In Coon Rapids, parks worker Joe Tart sprayed a layer of ice for a hockey rink in Delta Park. It was the first day for making ice in the open and hockey rinks at Coon Rapids parks.
KYNDELL HARKNESS, Star Tribune
Outdoor ice rinks slipping away
- Article by: MARIA ELENA BACA
- Star Tribune
- December 9, 2009 - 7:13 AM
Denny Loving describes a cherished view he got flying into Minneapolis-St. Paul International Airport: Outdoor skating rinks "on ponds and sloughs and outdoor parks about every tenth of a mile."
Loving would notice such an asset. He's president of the Pond Hockey North America Championship.
But across the metro area, some of those rinks will go dark this year, victims of city budget cuts that have trickled down to neighborhood parks.
No single agency or organization specifically tracks changes to outdoor ice rinks in Minnesota cities, but the examples are numerous:
•Lakeville is not flooding rinks in five parks that traditionally have had them, leaving five others open. Estimated savings are as much as $7,000, including maintenance and utilities.
•Coon Rapids will operate lights and warming houses at two sites on weekends only; three other rinks will be maintained without warming houses or lights. Two other rinks will remain open with full facilities every day. The city maintained 17 rinks until about four years ago. This year's cutbacks could save as much as $18,000.
•Burnsville is closing 13 of its free outdoor skating sites -- half of those it usually maintains. Savings are difficult to estimate because the changes are due to the loss of park maintenance staff and expanded snowplowing responsibilities for city personnel after a private plowing contract was terminated.
Most city officials said budget cuts are fueling such changes. Cities are entering another year of unpredictable state aid and reimbursements, and with small or nonexistent revenue increases due to slow -- or stalled -- development.
"Unfortunately, we're not considered a core service," said Lakeville Parks and Recreation Director Steve Michaud. "Definitely, it will affect the quality of life for those interested in that particular activity. What do you do in the winter in Minnesota?"
Cities that are cutting back say they have tried to ensure that remaining facilities are geographically dispersed -- or concentrated where demand is greatest.
Civic pride meets reality
In Burnsville, the city's 26 skating facilities were a source of pride. "We had kind of an exceptional program when you compare the number of sites we had to our neighbors," said Terry Schultz, Burnsville's director of Parks, Recreation and Natural Resources. "It was nice to be able to have a rink within a half-mile or mile of everybody. Now, we're saying a rink within a mile or two of everybody."
In a year when cities are hunting for ways to cut costs, every expense must be justified. Officials said they tried to focus cuts on the least-used rinks.
Blaine is closing four neighborhood facilities and figures some won't be missed that much.

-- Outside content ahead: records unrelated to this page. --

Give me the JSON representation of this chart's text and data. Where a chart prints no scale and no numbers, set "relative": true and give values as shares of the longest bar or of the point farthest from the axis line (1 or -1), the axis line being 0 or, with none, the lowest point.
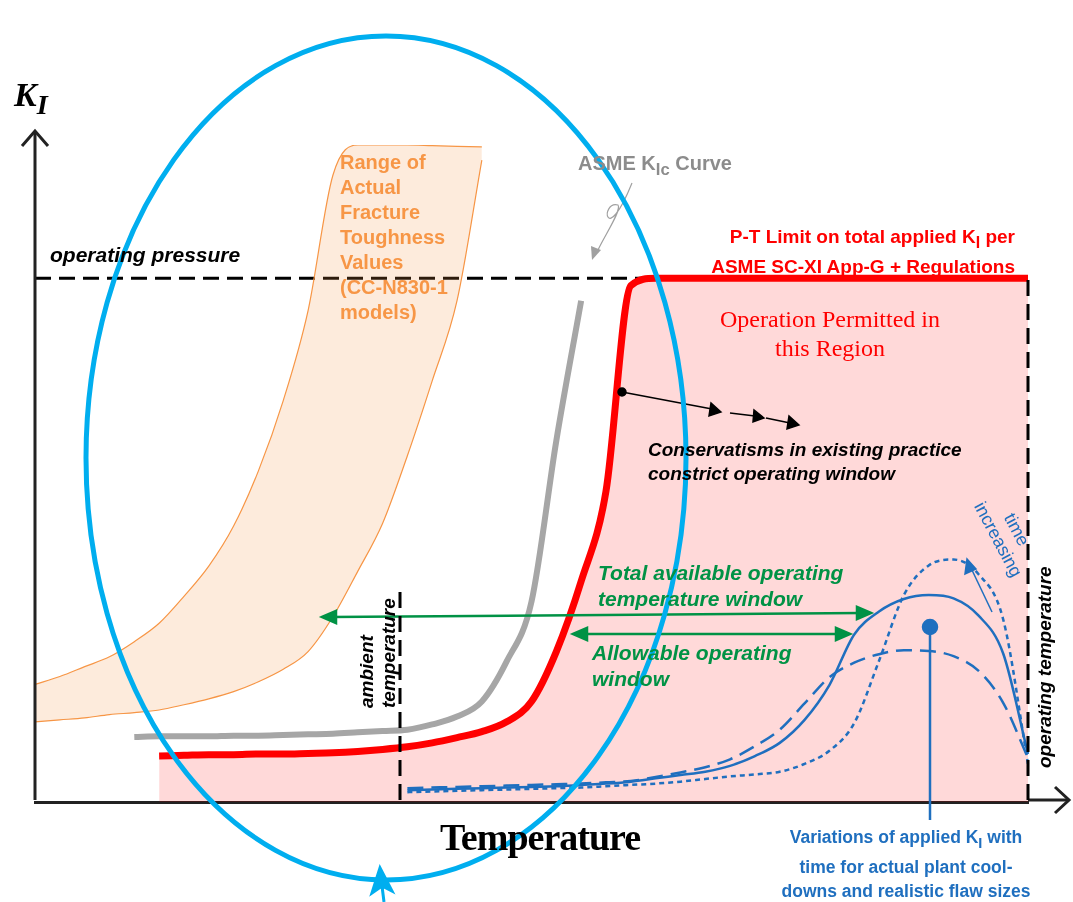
{
  "chart_data": {
    "type": "line",
    "relative": true,
    "legend": false,
    "grid": false,
    "xlabel": "Temperature",
    "ylabel": "K$_{I}$",
    "categories": [
      null,
      null,
      null,
      null,
      null,
      null,
      null,
      null,
      null,
      null,
      null,
      null,
      null,
      null,
      null,
      null,
      null,
      null,
      null,
      null,
      null,
      null,
      null,
      null,
      null,
      null,
      null,
      null,
      null,
      null,
      null,
      null,
      null,
      null,
      null,
      null,
      null,
      null,
      null,
      null,
      null
    ],
    "series": [
      {
        "color": "#f79646",
        "values": [
          0.122,
          0.125,
          0.128,
          0.133,
          0.136,
          0.14,
          0.148,
          0.157,
          0.168,
          0.183,
          0.202,
          0.229,
          0.282,
          0.351,
          0.424,
          0.527,
          0.641,
          0.763,
          0.977,
          null,
          null,
          null,
          null,
          null,
          null,
          null,
          null,
          null,
          null,
          null,
          null,
          null,
          null,
          null,
          null,
          null,
          null,
          null,
          null,
          null,
          null
        ]
      },
      {
        "type": "area",
        "color": "#f79646",
        "values": [
          0.179,
          0.191,
          0.206,
          0.221,
          0.244,
          0.272,
          0.313,
          0.359,
          0.42,
          0.504,
          0.611,
          0.748,
          0.954,
          1,
          1,
          1,
          0.999,
          0.998,
          0.997,
          null,
          null,
          null,
          null,
          null,
          null,
          null,
          null,
          null,
          null,
          null,
          null,
          null,
          null,
          null,
          null,
          null,
          null,
          null,
          null,
          null,
          null
        ]
      },
      {
        "type": "area",
        "color": "#ff0000",
        "values": [
          null,
          null,
          null,
          null,
          null,
          0.07,
          0.071,
          0.072,
          0.072,
          0.073,
          0.073,
          0.074,
          0.075,
          0.077,
          0.08,
          0.084,
          0.09,
          0.098,
          0.107,
          0.122,
          0.153,
          0.229,
          0.336,
          0.473,
          0.786,
          0.797,
          0.797,
          0.797,
          0.797,
          0.797,
          0.797,
          0.797,
          0.797,
          0.797,
          0.797,
          0.797,
          0.797,
          0.797,
          0.797,
          0.797,
          0.797
        ]
      },
      {
        "color": "#a6a6a6",
        "values": [
          null,
          null,
          null,
          null,
          0.099,
          0.1,
          0.1,
          0.1,
          0.101,
          0.101,
          0.102,
          0.103,
          0.104,
          0.106,
          0.108,
          0.11,
          0.118,
          0.13,
          0.153,
          0.214,
          0.305,
          0.55,
          0.763,
          null,
          null,
          null,
          null,
          null,
          null,
          null,
          null,
          null,
          null,
          null,
          null,
          null,
          null,
          null,
          null,
          null,
          null
        ]
      },
      {
        "color": "#1f6fbf",
        "line_style": "solid",
        "values": [
          null,
          null,
          null,
          null,
          null,
          null,
          null,
          null,
          null,
          null,
          null,
          null,
          null,
          null,
          null,
          0.018,
          0.019,
          0.02,
          0.021,
          0.022,
          0.023,
          0.024,
          0.026,
          0.028,
          0.031,
          0.036,
          0.041,
          0.046,
          0.055,
          0.07,
          0.09,
          0.125,
          0.178,
          0.255,
          0.29,
          0.309,
          0.315,
          0.31,
          0.284,
          0.226,
          0.073
        ]
      },
      {
        "color": "#1f6fbf",
        "line_style": "dashed",
        "values": [
          null,
          null,
          null,
          null,
          null,
          null,
          null,
          null,
          null,
          null,
          null,
          null,
          null,
          null,
          null,
          0.021,
          0.022,
          0.023,
          0.024,
          0.025,
          0.026,
          0.027,
          0.028,
          0.03,
          0.032,
          0.038,
          0.045,
          0.053,
          0.065,
          0.085,
          0.11,
          0.15,
          0.19,
          0.212,
          0.225,
          0.231,
          0.23,
          0.222,
          0.2,
          0.151,
          0.067
        ]
      },
      {
        "color": "#1f6fbf",
        "line_style": "dotted",
        "values": [
          null,
          null,
          null,
          null,
          null,
          null,
          null,
          null,
          null,
          null,
          null,
          null,
          null,
          null,
          null,
          0.015,
          0.016,
          0.017,
          0.018,
          0.019,
          0.02,
          0.021,
          0.022,
          0.024,
          0.026,
          0.028,
          0.031,
          0.035,
          0.039,
          0.042,
          0.046,
          0.058,
          0.078,
          0.12,
          0.215,
          0.315,
          0.36,
          0.369,
          0.347,
          0.278,
          0.058
        ]
      }
    ],
    "ref_lines": [
      {
        "axis": "y",
        "value": 0.797,
        "label": "operating pressure",
        "line_style": "dashed"
      }
    ],
    "annotations": [
      "Range of Actual Fracture Toughness Values (CC-N830-1 models)",
      "ASME K$_{Ic}$ Curve",
      "P-T Limit on total applied K$_{I}$ per ASME SC-XI App-G + Regulations",
      "Operation Permitted in this Region",
      "Conservatisms in existing practice constrict operating window",
      "Total available operating temperature window",
      "Allowable operating window",
      "time increasing",
      "Variations of applied K$_{I}$ with time for actual plant cool-downs and realistic flaw sizes",
      "ambient temperature",
      "operating temperature"
    ]
  }
}
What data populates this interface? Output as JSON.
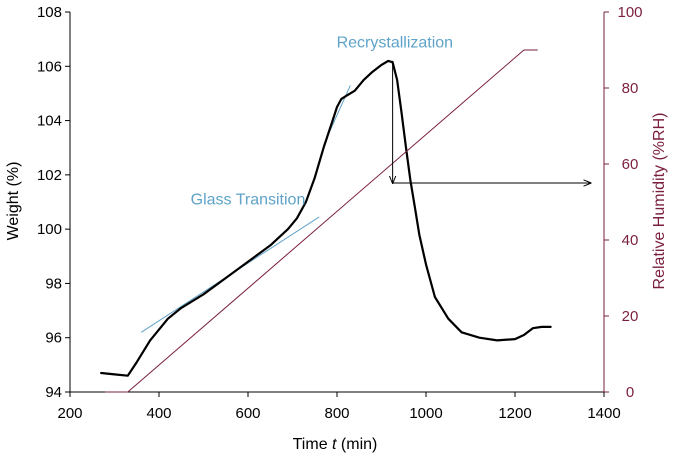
{
  "chart_data": {
    "type": "line",
    "xlabel_prefix": "Time ",
    "xlabel_var": "t",
    "xlabel_suffix": " (min)",
    "ylabel": "Weight (%)",
    "y2label": "Relative Humidity (%RH)",
    "xlim": [
      200,
      1400
    ],
    "ylim": [
      94,
      108
    ],
    "y2lim": [
      0,
      100
    ],
    "x_ticks": [
      200,
      400,
      600,
      800,
      1000,
      1200,
      1400
    ],
    "y_ticks": [
      94,
      96,
      98,
      100,
      102,
      104,
      106,
      108
    ],
    "y2_ticks": [
      0,
      20,
      40,
      60,
      80,
      100
    ],
    "grid": false,
    "colors": {
      "weight": "#000000",
      "rh": "#7a1f3d",
      "right_axis": "#7a1f3d",
      "annotation": "#5fa3c8",
      "arrow": "#000000"
    },
    "series": [
      {
        "name": "Weight",
        "axis": "left",
        "x": [
          270,
          300,
          330,
          350,
          380,
          420,
          450,
          500,
          550,
          600,
          650,
          690,
          710,
          730,
          750,
          770,
          780,
          790,
          800,
          810,
          820,
          840,
          860,
          880,
          900,
          915,
          925,
          935,
          945,
          955,
          965,
          975,
          985,
          1000,
          1020,
          1050,
          1080,
          1120,
          1160,
          1200,
          1220,
          1240,
          1260,
          1280
        ],
        "y": [
          94.7,
          94.65,
          94.6,
          95.1,
          95.9,
          96.7,
          97.1,
          97.6,
          98.2,
          98.8,
          99.4,
          100.0,
          100.4,
          101.0,
          101.9,
          103.0,
          103.5,
          104.0,
          104.5,
          104.8,
          104.9,
          105.1,
          105.5,
          105.8,
          106.05,
          106.2,
          106.15,
          105.5,
          104.3,
          103.0,
          101.8,
          100.8,
          99.8,
          98.7,
          97.5,
          96.7,
          96.2,
          96.0,
          95.9,
          95.95,
          96.1,
          96.35,
          96.4,
          96.4
        ]
      },
      {
        "name": "RH",
        "axis": "right",
        "x": [
          280,
          330,
          1220,
          1250
        ],
        "y": [
          0,
          0,
          90,
          90
        ]
      }
    ],
    "tangent_lines": [
      {
        "x": [
          360,
          760
        ],
        "y": [
          96.2,
          100.45
        ]
      },
      {
        "x": [
          770,
          830
        ],
        "y": [
          103.1,
          105.3
        ]
      }
    ],
    "annotations": [
      {
        "text": "Glass Transition",
        "x": 600,
        "y": 100.9
      },
      {
        "text": "Recrystallization",
        "x": 930,
        "y": 106.7
      }
    ],
    "arrows": [
      {
        "from": [
          925,
          106.2
        ],
        "to": [
          925,
          101.7
        ]
      },
      {
        "from": [
          925,
          101.7
        ],
        "to": [
          1370,
          101.7
        ]
      }
    ]
  }
}
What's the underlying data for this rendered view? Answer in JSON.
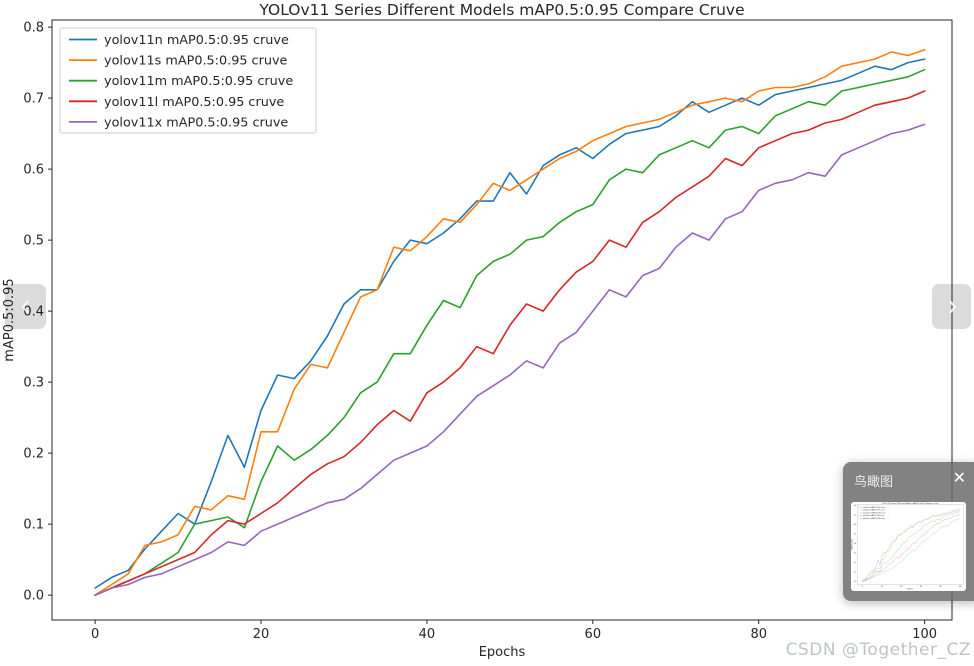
{
  "viewer": {
    "watermark": "CSDN @Together_CZ",
    "prev_icon": "chevron-left",
    "next_icon": "chevron-right",
    "minimap": {
      "title": "鸟瞰图",
      "close_icon": "x",
      "close_glyph": "✕"
    }
  },
  "chart_data": {
    "type": "line",
    "title": "YOLOv11 Series Different Models mAP0.5:0.95 Compare Cruve",
    "xlabel": "Epochs",
    "ylabel": "mAP0.5:0.95",
    "xlim": [
      -5.2,
      103.3
    ],
    "ylim": [
      -0.035,
      0.81
    ],
    "x_ticks": [
      0,
      20,
      40,
      60,
      80,
      100
    ],
    "x_tick_labels": [
      "0",
      "20",
      "40",
      "60",
      "80",
      "100"
    ],
    "y_ticks": [
      0.0,
      0.1,
      0.2,
      0.3,
      0.4,
      0.5,
      0.6,
      0.7,
      0.8
    ],
    "y_tick_labels": [
      "0.0",
      "0.1",
      "0.2",
      "0.3",
      "0.4",
      "0.5",
      "0.6",
      "0.7",
      "0.8"
    ],
    "grid": false,
    "legend_position": "upper left",
    "x_start": 0,
    "x_step": 2,
    "series": [
      {
        "name": "yolov11n mAP0.5:0.95 cruve",
        "color": "#1f77b4",
        "values": [
          0.01,
          0.025,
          0.035,
          0.065,
          0.09,
          0.115,
          0.1,
          0.16,
          0.225,
          0.18,
          0.26,
          0.31,
          0.305,
          0.33,
          0.365,
          0.41,
          0.43,
          0.43,
          0.47,
          0.5,
          0.495,
          0.51,
          0.53,
          0.555,
          0.555,
          0.595,
          0.565,
          0.605,
          0.62,
          0.63,
          0.615,
          0.635,
          0.65,
          0.655,
          0.66,
          0.675,
          0.695,
          0.68,
          0.69,
          0.7,
          0.69,
          0.705,
          0.71,
          0.715,
          0.72,
          0.725,
          0.735,
          0.745,
          0.74,
          0.75,
          0.755
        ]
      },
      {
        "name": "yolov11s mAP0.5:0.95 cruve",
        "color": "#ff7f0e",
        "values": [
          0.0,
          0.015,
          0.03,
          0.07,
          0.075,
          0.085,
          0.125,
          0.12,
          0.14,
          0.135,
          0.23,
          0.23,
          0.29,
          0.325,
          0.32,
          0.37,
          0.42,
          0.43,
          0.49,
          0.485,
          0.505,
          0.53,
          0.525,
          0.55,
          0.58,
          0.57,
          0.585,
          0.6,
          0.615,
          0.625,
          0.64,
          0.65,
          0.66,
          0.665,
          0.67,
          0.68,
          0.69,
          0.695,
          0.7,
          0.695,
          0.71,
          0.715,
          0.715,
          0.72,
          0.73,
          0.745,
          0.75,
          0.755,
          0.765,
          0.76,
          0.768
        ]
      },
      {
        "name": "yolov11m mAP0.5:0.95 cruve",
        "color": "#2ca02c",
        "values": [
          0.0,
          0.01,
          0.02,
          0.03,
          0.045,
          0.06,
          0.1,
          0.105,
          0.11,
          0.095,
          0.16,
          0.21,
          0.19,
          0.205,
          0.225,
          0.25,
          0.285,
          0.3,
          0.34,
          0.34,
          0.38,
          0.415,
          0.405,
          0.45,
          0.47,
          0.48,
          0.5,
          0.505,
          0.525,
          0.54,
          0.55,
          0.585,
          0.6,
          0.595,
          0.62,
          0.63,
          0.64,
          0.63,
          0.655,
          0.66,
          0.65,
          0.675,
          0.685,
          0.695,
          0.69,
          0.71,
          0.715,
          0.72,
          0.725,
          0.73,
          0.74
        ]
      },
      {
        "name": "yolov11l mAP0.5:0.95 cruve",
        "color": "#d62728",
        "values": [
          0.0,
          0.01,
          0.02,
          0.03,
          0.04,
          0.05,
          0.06,
          0.085,
          0.105,
          0.1,
          0.115,
          0.13,
          0.15,
          0.17,
          0.185,
          0.195,
          0.215,
          0.24,
          0.26,
          0.245,
          0.285,
          0.3,
          0.32,
          0.35,
          0.34,
          0.38,
          0.41,
          0.4,
          0.43,
          0.455,
          0.47,
          0.5,
          0.49,
          0.525,
          0.54,
          0.56,
          0.575,
          0.59,
          0.615,
          0.605,
          0.63,
          0.64,
          0.65,
          0.655,
          0.665,
          0.67,
          0.68,
          0.69,
          0.695,
          0.7,
          0.71
        ]
      },
      {
        "name": "yolov11x mAP0.5:0.95 cruve",
        "color": "#9467bd",
        "values": [
          0.0,
          0.01,
          0.015,
          0.025,
          0.03,
          0.04,
          0.05,
          0.06,
          0.075,
          0.07,
          0.09,
          0.1,
          0.11,
          0.12,
          0.13,
          0.135,
          0.15,
          0.17,
          0.19,
          0.2,
          0.21,
          0.23,
          0.255,
          0.28,
          0.295,
          0.31,
          0.33,
          0.32,
          0.355,
          0.37,
          0.4,
          0.43,
          0.42,
          0.45,
          0.46,
          0.49,
          0.51,
          0.5,
          0.53,
          0.54,
          0.57,
          0.58,
          0.585,
          0.595,
          0.59,
          0.62,
          0.63,
          0.64,
          0.65,
          0.655,
          0.663
        ]
      }
    ]
  }
}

"When maintenance comes in to flood and there are no skate marks, that says 'what are we wasting our time for here?' " said Park and Recreation Director Jim Kappelhoff. "We're finding that kids are just not going to the skating rinks any longer in the wintertime. They've become homebound with other activities, such as computers, cell phones and video games."
Beth Lewis, assistant professor of kinesiology at the University of Minnesota, said she wasn't surprised to hear of falling outdoor rink attendance.
"We've had a culture shift in terms of kids doing more organized activities versus just going out and playing in the backyard and going to the local skating rink," she said.
A few indoor rink managers said they have maintained strong organized and free-skate programs. But Michael Sheggeby, president of the Minnesota Ice Arena Managers' Association, hesitated to correlate indoor attendance numbers to a decline in outdoor rink usage.
Still, indoor rinks do operate without the unpredictability of weather, whether it's mushy ice or biting winds, said Craig Flor, manager at Ridder and Mariucci arenas at the University of Minnesota. Others noted that several recent warm years have made for horrible ice conditions or short seasons.
All is not bleak
But free-play, pickup hockey and skating races under the stars aren't history everywhere. In some neighborhoods, an aging population can explain the absence of skaters. In other communities, outdoor rinks are still in their heyday.
In Blaine, some outdoor multi-rink facilities see as many as 200 skaters a night during the week. And a park like Happy Acres that's in the middle of a neighborhood of young families is well-used.
Minneapolis isn't making any changes to its outdoor ice program after closing five facilities two years ago. Bloomington was able to soften its cuts thanks to a group of volunteers trained to maintain the ice and staff warming houses on school holidays and weekends. St. Paul credits its volunteers for helping keep all of its 20 facilities open; volunteers do the flooding, grooming and staffing at several of its rinks.
The outdoor experience is important, said Lewis, because the lack of structure allows kids to be creative, and to be their own referees and problem-solvers.
"When you round up kids from the neighborhood, kids see that skating is a fun activity," she said. "It's a creative activity, playing games and learning to love to be physically active."